Tinted Frames: Question Framing Blinds Vision-Language Models
2026-03-19 • Computer Vision and Pattern Recognition
Computer Vision and Pattern Recognition
AI summaryⓘ
The authors found that Vision-Language Models (VLMs) do not always use visual information well and that this depends on how the question is asked. When the question is simple, like yes/no or multiple choice, the models pay less attention to important parts of the image. This leads to worse answers and inconsistency when the same visual reasoning is needed but phrased differently. The authors showed this distraction in attention causes errors and created a method to guide the model's focus better, improving its accuracy across different question types.
Vision-Language Modelsvisual attentionlinguistic framingvisual groundingprompt tuningmultiple choice tasksyes/no questionsopen-ended questionsattention distributioncross-framing inconsistency
Authors
Wan-Cyuan Fan, Jiayun Luo, Declan Kutscher, Leonid Sigal, Ritwik Gupta
Abstract
Vision-Language Models (VLMs) have been shown to be blind, often underutilizing their visual inputs even on tasks that require visual reasoning.
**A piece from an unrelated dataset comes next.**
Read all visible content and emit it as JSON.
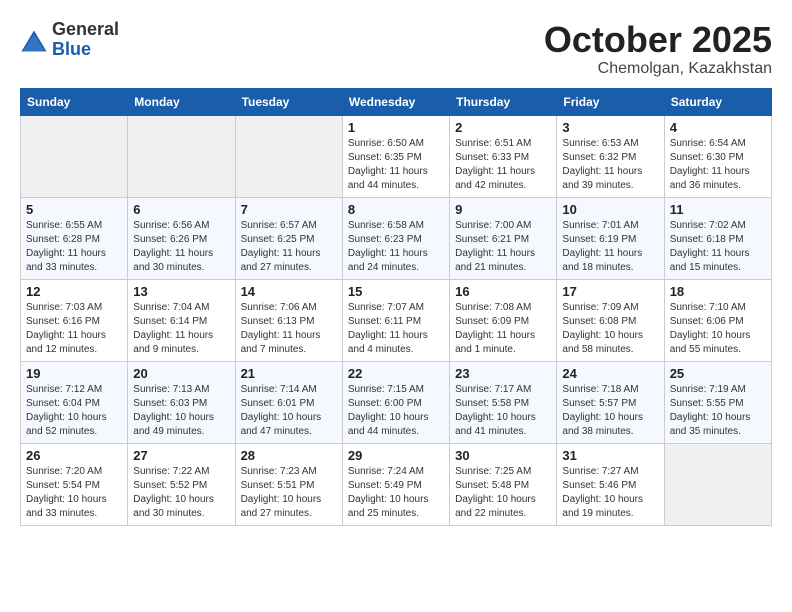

In this work, we demonstrate that VLMs are selectively blind. They modulate the amount of attention applied to visual inputs based on linguistic framing even when alternative framings demand identical visual reasoning. Using visual attention as a probe, we quantify how framing alters both the amount and distribution of attention over the image. Constrained framings, such as multiple choice and yes/no, induce substantially lower attention to image context compared to open-ended, reduce focus on task-relevant regions, and shift attention towards uninformative tokens. We further demonstrate that this attention misallocation is the principal cause of degraded accuracy and cross-framing inconsistency. Building on this mechanistic insight, we introduce a lightweight prompt-tuning method using learnable tokens that encourages the robust, visually grounded attention patterns observed in open-ended settings, improving visual grounding and improving performance across framings.